Humans read and edit the same vault through Lattice’s own native window: a Rust backend (the core crate, exposed as Tauri commands) with a SvelteKit webview. No Electron, no bundled runtime, one binary.
It browses notes with backlinks and outbound-link panels, turns the graph queries (orphans, broken links, frontmatter filters, search) into first-class views, and edits markdown in a CodeMirror editor that writes straight back to the .md file. Markdown is rendered once, by the Rust comrak path, so the app and the agents see the same content.
A tool whose whole value is freshness can never serve a silently-stale answer, and a tool that writes to your notes can never corrupt them. Two decisions carry that weight.

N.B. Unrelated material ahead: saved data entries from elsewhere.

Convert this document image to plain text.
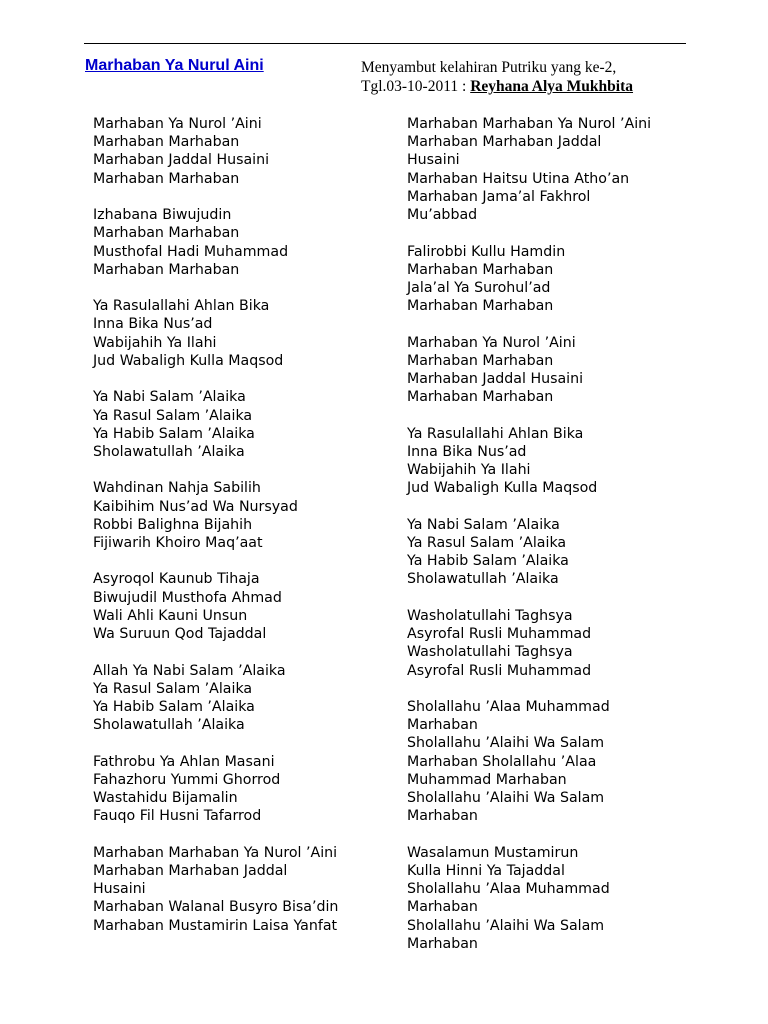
Marhaban Ya Nurul Aini	Menyambut kelahiran Putriku yang ke-2,
Tgl.03-10-2011 : Reyhana Alya Mukhbita
Marhaban Ya Nurol ’Aini
Marhaban Marhaban
Marhaban Jaddal Husaini
Marhaban Marhaban
Izhabana Biwujudin
Marhaban Marhaban
Musthofal Hadi Muhammad
Marhaban Marhaban
Ya Rasulallahi Ahlan Bika
Inna Bika Nus’ad
Wabijahih Ya Ilahi
Jud Wabaligh Kulla Maqsod
Ya Nabi Salam ’Alaika
Ya Rasul Salam ’Alaika
Ya Habib Salam ’Alaika
Sholawatullah ’Alaika
Wahdinan Nahja Sabilih
Kaibihim Nus’ad Wa Nursyad
Robbi Balighna Bijahih
Fijiwarih Khoiro Maq’aat
Asyroqol Kaunub Tihaja
Biwujudil Musthofa Ahmad
Wali Ahli Kauni Unsun
Wa Suruun Qod Tajaddal
Allah Ya Nabi Salam ’Alaika
Ya Rasul Salam ’Alaika
Ya Habib Salam ’Alaika
Sholawatullah ’Alaika
Fathrobu Ya Ahlan Masani
Fahazhoru Yummi Ghorrod
Wastahidu Bijamalin
Fauqo Fil Husni Tafarrod
Marhaban Marhaban Ya Nurol ’Aini
Marhaban Marhaban Jaddal
Husaini
Marhaban Walanal Busyro Bisa’din
Marhaban Mustamirin Laisa Yanfat
Marhaban Marhaban Ya Nurol ’Aini
Marhaban Marhaban Jaddal
Husaini
Marhaban Haitsu Utina Atho’an
Marhaban Jama’al Fakhrol
Mu’abbad
Falirobbi Kullu Hamdin
Marhaban Marhaban
Jala’al Ya Surohul’ad
Marhaban Marhaban
Marhaban Ya Nurol ’Aini
Marhaban Marhaban
Marhaban Jaddal Husaini
Marhaban Marhaban
Ya Rasulallahi Ahlan Bika
Inna Bika Nus’ad
Wabijahih Ya Ilahi
Jud Wabaligh Kulla Maqsod
Ya Nabi Salam ’Alaika
Ya Rasul Salam ’Alaika
Ya Habib Salam ’Alaika
Sholawatullah ’Alaika
Washolatullahi Taghsya
Asyrofal Rusli Muhammad
Washolatullahi Taghsya
Asyrofal Rusli Muhammad
Sholallahu ’Alaa Muhammad
Marhaban
Sholallahu ’Alaihi Wa Salam
Marhaban Sholallahu ’Alaa
Muhammad Marhaban
Sholallahu ’Alaihi Wa Salam
Marhaban
Wasalamun Mustamirun
Kulla Hinni Ya Tajaddal
Sholallahu ’Alaa Muhammad
Marhaban
Sholallahu ’Alaihi Wa Salam
Marhaban
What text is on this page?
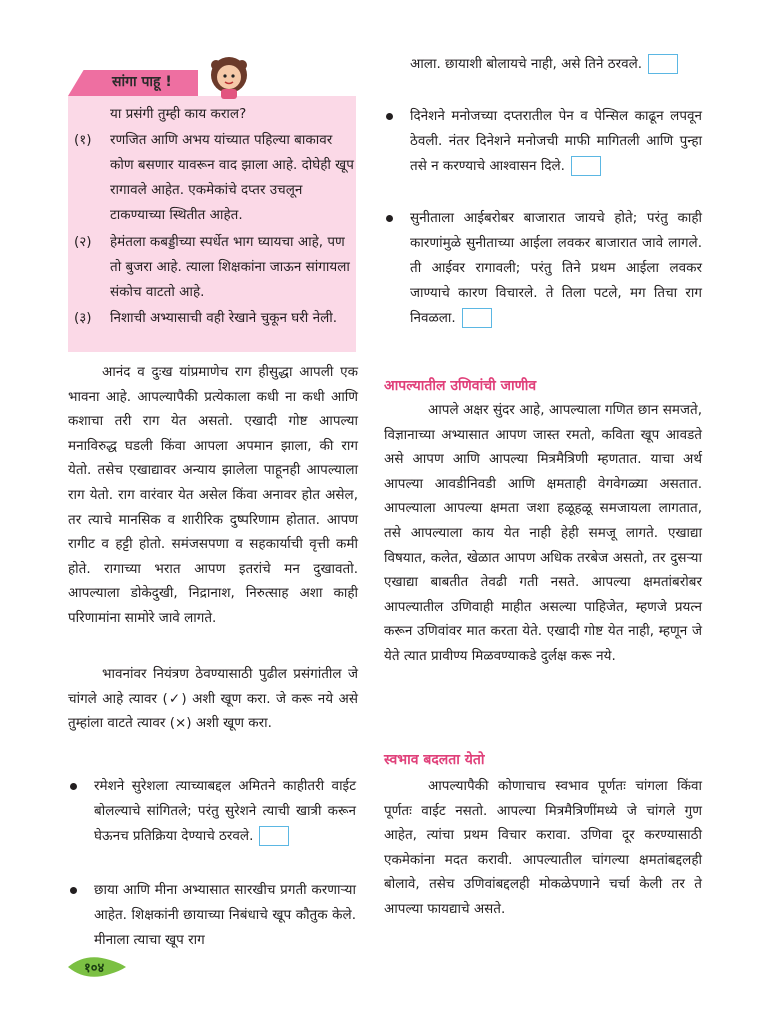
सांगा पाहू !
या प्रसंगी तुम्ही काय कराल?
(१) रणजित आणि अभय यांच्यात पहिल्या बाकावर कोण बसणार यावरून वाद झाला आहे. दोघेही खूप रागावले आहेत. एकमेकांचे दप्तर उचलून टाकण्याच्या स्थितीत आहेत.
(२) हेमंतला कबड्डीच्या स्पर्धेत भाग घ्यायचा आहे, पण तो बुजरा आहे. त्याला शिक्षकांना जाऊन सांगायला संकोच वाटतो आहे.
(३) निशाची अभ्यासाची वही रेखाने चुकून घरी नेली.
आनंद व दुःख यांप्रमाणेच राग हीसुद्धा आपली एक भावना आहे. आपल्यापैकी प्रत्येकाला कधी ना कधी आणि कशाचा तरी राग येत असतो. एखादी गोष्ट आपल्या मनाविरुद्ध घडली किंवा आपला अपमान झाला, की राग येतो. तसेच एखाद्यावर अन्याय झालेला पाहूनही आपल्याला राग येतो. राग वारंवार येत असेल किंवा अनावर होत असेल, तर त्याचे मानसिक व शारीरिक दुष्परिणाम होतात. आपण रागीट व हट्टी होतो. समंजसपणा व सहकार्याची वृत्ती कमी होते. रागाच्या भरात आपण इतरांचे मन दुखावतो. आपल्याला डोकेदुखी, निद्रानाश, निरुत्साह अशा काही परिणामांना सामोरे जावे लागते.
भावनांवर नियंत्रण ठेवण्यासाठी पुढील प्रसंगांतील जे चांगले आहे त्यावर (✓) अशी खूण करा. जे करू नये असे तुम्हांला वाटते त्यावर (×) अशी खूण करा.
रमेशने सुरेशला त्याच्याबद्दल अमितने काहीतरी वाईट बोलल्याचे सांगितले; परंतु सुरेशने त्याची खात्री करून घेऊनच प्रतिक्रिया देण्याचे ठरवले.
छाया आणि मीना अभ्यासात सारखीच प्रगती करणाऱ्या आहेत. शिक्षकांनी छायाच्या निबंधाचे खूप कौतुक केले. मीनाला त्याचा खूप राग
आला. छायाशी बोलायचे नाही, असे तिने ठरवले.
दिनेशने मनोजच्या दप्तरातील पेन व पेन्सिल काढून लपवून ठेवली. नंतर दिनेशने मनोजची माफी मागितली आणि पुन्हा तसे न करण्याचे आश्वासन दिले.
सुनीताला आईबरोबर बाजारात जायचे होते; परंतु काही कारणांमुळे सुनीताच्या आईला लवकर बाजारात जावे लागले. ती आईवर रागावली; परंतु तिने प्रथम आईला लवकर जाण्याचे कारण विचारले. ते तिला पटले, मग तिचा राग निवळला.
आपल्यातील उणिवांची जाणीव
आपले अक्षर सुंदर आहे, आपल्याला गणित छान समजते, विज्ञानाच्या अभ्यासात आपण जास्त रमतो, कविता खूप आवडते असे आपण आणि आपल्या मित्रमैत्रिणी म्हणतात. याचा अर्थ आपल्या आवडीनिवडी आणि क्षमताही वेगवेगळ्या असतात. आपल्याला आपल्या क्षमता जशा हळूहळू समजायला लागतात, तसे आपल्याला काय येत नाही हेही समजू लागते. एखाद्या विषयात, कलेत, खेळात आपण अधिक तरबेज असतो, तर दुसऱ्या एखाद्या बाबतीत तेवढी गती नसते. आपल्या क्षमतांबरोबर आपल्यातील उणिवाही माहीत असल्या पाहिजेत, म्हणजे प्रयत्न करून उणिवांवर मात करता येते. एखादी गोष्ट येत नाही, म्हणून जे येते त्यात प्रावीण्य मिळवण्याकडे दुर्लक्ष करू नये.
स्वभाव बदलता येतो
आपल्यापैकी कोणाचाच स्वभाव पूर्णतः चांगला किंवा पूर्णतः वाईट नसतो. आपल्या मित्रमैत्रिणींमध्ये जे चांगले गुण आहेत, त्यांचा प्रथम विचार करावा. उणिवा दूर करण्यासाठी एकमेकांना मदत करावी. आपल्यातील चांगल्या क्षमतांबद्दलही बोलावे, तसेच उणिवांबद्दलही मोकळेपणाने चर्चा केली तर ते आपल्या फायद्याचे असते.
१०४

The first index design rebuilt on every call (about 9 seconds) or watched the filesystem with notify. The watcher proved unreliable inside a piped MCP server: the spawned thread never received filesystem events, and a silently-stale index is the worst possible failure. Lattice holds the index in memory and does a cheap incremental re-sync on each call instead: walk, compare mtimes, reparse only what changed. Six calls plus startup dropped from about 9 seconds to about 1.3, and the answer is always current.
The second: the frontmatter patcher refuses to touch what it can’t safely round-trip. Hand it a block-style YAML list or CRLF it can’t parse cleanly, and it returns the file unchanged with a warning rather than risk corrupting it.
Lattice is a public repository, not a private experiment. GitHub Actions runs cargo test, cargo clippy, cargo fmt, and the Svelte build on every push, and the green checks are part of the point.
v0.2.0 ships as a real macOS app: Developer ID signed, Apple-notarized, and stapled, so it opens with a clean double-click and no quarantine warning. And it earns its keep by dogfooding. The vault it indexes is this studio, the same repository that holds the page you are reading.
The harness operates the studio; Lattice is how it remembers and navigates. One is the hands, the other is the memory. Both are tools I built because the ones I needed didn’t exist yet.